For the people of south Pembrokeshire the Warrior soon became a common sight as they went about their daily tasks. They sailed their boats past her, fished alongside her and, if they were lucky, were invited for a look around by Watchman who lived on board with his family. She became part of the scenery on that section of the river.

HMS Warrior in west Wales

HMS Warror at Llanion on the River Cleddau in west Wales

It was nothing short of criminal, however, to allow such an historic and important vessel to simply rot away. And in 1968 no less a person than the Duke of Edinburgh - himself a navy man - chaired a meeting to discuss the possibility of restoring this once proud ship to her former glory. The Maritime Trust was founded and negotiations continued right through the 1970s. Finally, however, an agreement was reached.

In August 1979 the Warrior was towed away down Milford Haven and brought around the coast to Hartlepool where she was moored in the Coal Dock and an £8 million pound restoration project was begun.
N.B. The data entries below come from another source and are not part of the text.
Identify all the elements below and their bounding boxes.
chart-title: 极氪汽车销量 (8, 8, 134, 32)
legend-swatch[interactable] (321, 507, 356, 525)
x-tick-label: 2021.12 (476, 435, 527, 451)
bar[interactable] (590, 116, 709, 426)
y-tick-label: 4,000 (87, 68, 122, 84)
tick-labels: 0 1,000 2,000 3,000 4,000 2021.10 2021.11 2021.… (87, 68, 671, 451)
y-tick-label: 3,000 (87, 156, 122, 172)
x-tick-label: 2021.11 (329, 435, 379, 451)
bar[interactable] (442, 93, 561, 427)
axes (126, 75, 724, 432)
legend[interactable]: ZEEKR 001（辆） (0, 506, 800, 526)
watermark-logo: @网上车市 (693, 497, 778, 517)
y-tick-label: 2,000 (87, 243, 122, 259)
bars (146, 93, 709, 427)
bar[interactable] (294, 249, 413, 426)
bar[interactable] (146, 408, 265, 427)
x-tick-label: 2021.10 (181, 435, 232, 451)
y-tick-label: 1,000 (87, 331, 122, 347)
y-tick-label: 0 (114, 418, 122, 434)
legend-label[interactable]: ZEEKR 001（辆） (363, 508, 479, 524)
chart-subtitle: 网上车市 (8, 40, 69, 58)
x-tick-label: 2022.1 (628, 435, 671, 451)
It took eight years, one of the toughest jobs being to remove the concrete from her upper deck, but at last the task was complete.

In June 1987 the Warrior was taken to Portsmouth and opened to the public. Along with Nelson's Victory she now holds pride of place in the historic dockyard. And most visitors do not know that for 50 years this wonderful old ship lay as a derelict hulk on a backwater in west Wales.

You can visit HMS Warrior at Portsmouth's Historic Dockyard. See the HMS Warrior website for more information.


  • Comment number 1.

    “They sailed their boats past her, fished alongside her…” Now that rings a loud bell Phil. In the late ‘50s – early ‘60s I must have passed the Warrior when she was at Llanion hundreds of times, and fished alongside her on many occasions. There was a convenient ‘lug’ on her hull on the side nearest the shore on her port quarter, which a rope could be hitched to, then drop down alongside her on an ebb tide with an old coat as a fender and drop the fishing lines down beneath her hull. Allsorts would be caught – bass, mackerel, pollack, gullock (S. Pembs dialect for pouting) and herrings. Then home and hand them round the neighbours for which I would often get a few shillings which went in the ‘rabbit and fish money box.’

    “….Warrior was taken to Portsmouth and opened to the public.” Fast forward to 2001 and both my daughters have pitched ashore in Portsmouth. So what an opportunity when visiting them, to visit the Warrior now restored to her former glory. I must have been over her 5 or 6 times by now. Wonderful, and I would recommend to anyone interested in ships and the sea to visit her. And good photos of her can be had from the top of the Spinnaker Tower in Portsmouth – as you have seen Phil.

  • Comment number 2.

    Like you, Rog, I often fished alongside the old Warrior. My favourite memory, however, is of being asked, by the watchman, to come aboard and look around. I don't think I realised what a significant ship this really was - all naval vessels for the next hundred years after her launch were influenced by the Warrior. And interestingly - like the Dreadnought that came forty or fifty years after her (another revolutionary ship) she never fired her guns in anger!

  • Comment number 3.

    Sadly, I never got asked aboard Phil. How good that she was saved from the scrapyard and what a shame we have not saved some more of our maritime heritage - say a 'Queen Elizabeth' class battleship from WW1 and an 'Indomitable' Carrier from WW2, and many others besides.

    You mentioned the concrete on the upper deck of Warrior Phil. That was done in the dry dock at Milford where they used to take Warrior for a ‘refit’ now and again. It was a tight squeeze to get her through the lock gates into Milford Docks by all account. I knew a guy who worked on the job of concreting the upper deck and he told me that they stripped the original teak deck off first and decided to burn it! Sacrilege! Apparently it took 2 weeks to burn. When they restored Warrior in Hartlepool they put a pitch pine deck on her, but it wasn’t old growth ‘Dockyard’ pitch pine but plantation grown and it started to rot. The last time I was on board her they were in the process of re-laying her upper deck with Teak. Her ‘tween decks are still the original teak, as is the backing to the iron hull. It’s fascinating to see how well it has lasted.